As I circled the rest of the way around the altar I came face to face with a monk. Without even thinking about it I made the sign of respect and bowed to him. He raised his right hand to chest level, palm facing left, and blessed me. His blessing did not feel like dispensation. Rather, it was the recognition of one student to another of our great Teacher.

Without saying a word, a universe of knowledge passed between us. A gentle, knowing smile played on his face. His eyes, bright with the light kindled in his soul, locked on mine. I felt the impact at some unknown, unnamed place within me and for that instant felt connected to all things past and all things yet to come. This encounter lasted only a few seconds and he went on his way while I went on mine.

That was it. I instinctively felt that my trip to Le Shan had fulfilled its purpose even though I had not yet seen the giant Buddha statue, and I no longer cared if my eyes did light upon it. However, I had companions to consider, my touristy friends who, as far as I know, had not had such a personal and deep encounter with a monk. So I went back to them and to the noise and the crowd in front of the temple and asked them if they had seen the courtyard behind the altar. “Is there anything worth seeing?” asked Olaf. “To me there is” I replied. He gave me a strange look but nudged Carrie Ann and they followed me through the deserted area beyond.

We did in fact climb down the steep staircase parallel to the statue, and the Buddha is impressive. My mind was still distracted by the force of the encounter I had at the temple, away from the crowds and the noise. Intellectually it did register that I was a participant to the activity around me. I had to stop and start continuously on that treacherous staircase carved out of the side of the mountain that was only wide enough for one person at a time, because people in front of me were taking pictures all the while. I really didn’t care. I was content to only snap one or two pictures on the way down, and only one picture once at the foot of the statue for posterity. My real experience had happened atop the mountain.

Ever aware of the time, Carrie Ann set the pace back up the mountain and through the rest of the park. We had to rush back to Chengdu in order to have some dinner before getting on the plane and time was running out. She bartered cab fare back to the city for us and Olaf bought our bus tickets. The only tickets available were on a bus scheduled to depart at 5:40PM, which would put us in Chengdu just before 9PM. Worried frowns on my partners’ faces; they knew we would not manage the time to eat anything decent before tearing off in the direction to the airport.

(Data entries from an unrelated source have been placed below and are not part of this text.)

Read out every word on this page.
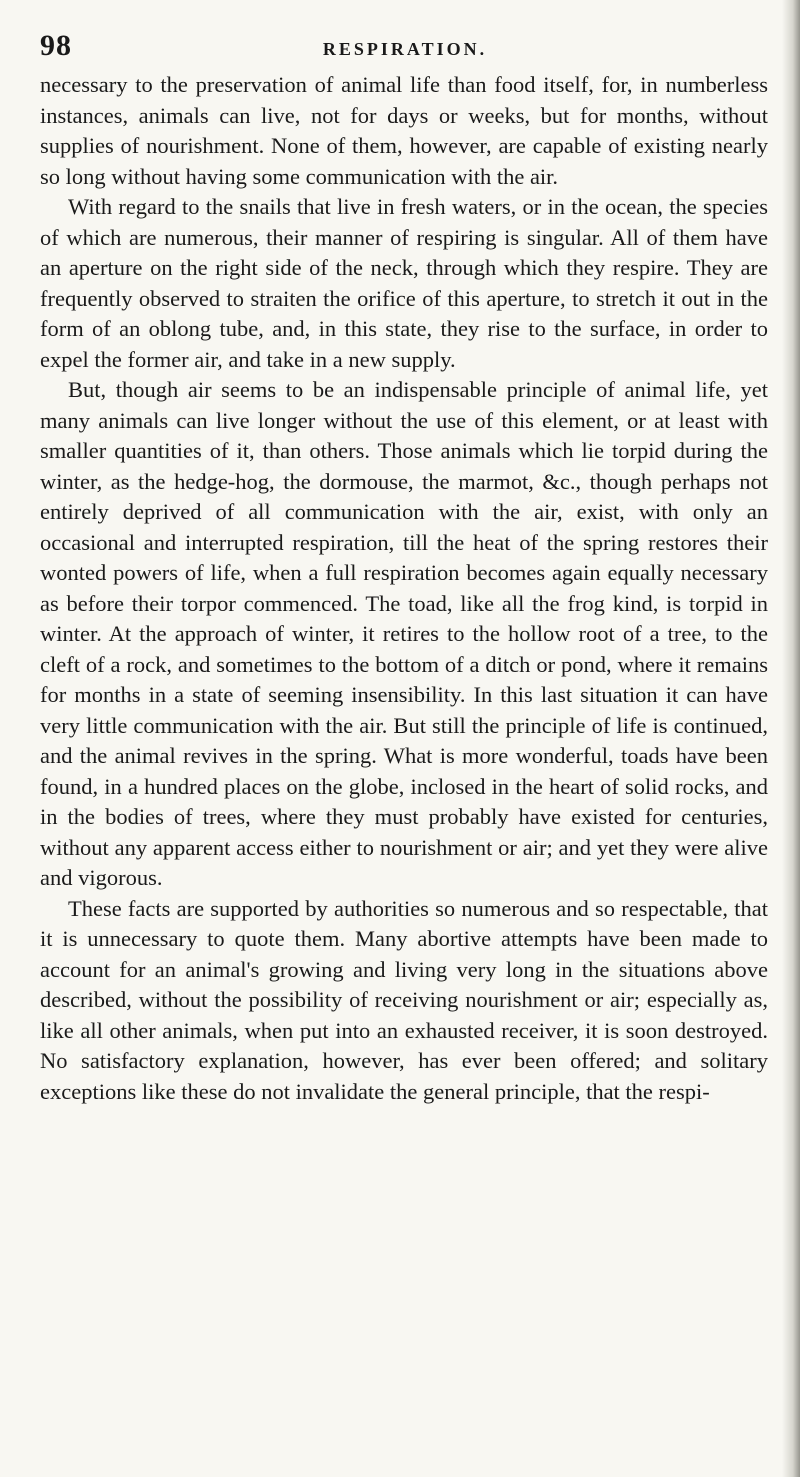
98	RESPIRATION.

necessary to the preservation of animal life than food itself, for, in numberless instances, animals can live, not for days or weeks, but for months, without supplies of nourishment. None of them, however, are capable of existing nearly so long without having some communication with the air.

With regard to the snails that live in fresh waters, or in the ocean, the species of which are numerous, their manner of respiring is singular. All of them have an aperture on the right side of the neck, through which they respire. They are frequently observed to straiten the orifice of this aperture, to stretch it out in the form of an oblong tube, and, in this state, they rise to the surface, in order to expel the former air, and take in a new supply.

But, though air seems to be an indispensable principle of animal life, yet many animals can live longer without the use of this element, or at least with smaller quantities of it, than others. Those animals which lie torpid during the winter, as the hedge-hog, the dormouse, the marmot, &c., though perhaps not entirely deprived of all communication with the air, exist, with only an occasional and interrupted respiration, till the heat of the spring restores their wonted powers of life, when a full respiration becomes again equally necessary as before their torpor commenced. The toad, like all the frog kind, is torpid in winter. At the approach of winter, it retires to the hollow root of a tree, to the cleft of a rock, and sometimes to the bottom of a ditch or pond, where it remains for months in a state of seeming insensibility. In this last situation it can have very little communication with the air. But still the principle of life is continued, and the animal revives in the spring. What is more wonderful, toads have been found, in a hundred places on the globe, inclosed in the heart of solid rocks, and in the bodies of trees, where they must probably have existed for centuries, without any apparent access either to nourishment or air; and yet they were alive and vigorous.

These facts are supported by authorities so numerous and so respectable, that it is unnecessary to quote them. Many abortive attempts have been made to account for an animal's growing and living very long in the situations above described, without the possibility of receiving nourishment or air; especially as, like all other animals, when put into an exhausted receiver, it is soon destroyed. No satisfactory explanation, however, has ever been offered; and solitary exceptions like these do not invalidate the general principle, that the respi-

To make matters worse, the bus stopped to refuel. Here we had been elated because we were making good time, only to lose our advantage at a gas station on the outskirts of the city. Not being able to keep still I had stood up in front of my seat by the window and, facing rear, had spied a cab at the head of the traffic line stopped at the light. Olaf suggested we ditch the bus and cab it back to city center and I pointed out the available cab. Things worked out just so and we made it back into town with over an hour more to spare than we thought we would have. That cab driver first dropped Carrie Ann and I off at our chosen restaurant and then took Olaf to the hotel to retrieve our luggage, finally driving him back to the restaurant. We women ordered dinner. Everyone’s food was served just in time for Olaf’s return. We had time for a leisurely dinner before making it to the airport. This cab driver was jovial and poked fun at Olaf, with Carrie Ann and I translating. That was our final experience of Chengdu.

I leave you to guess which one made the deepest impression on me.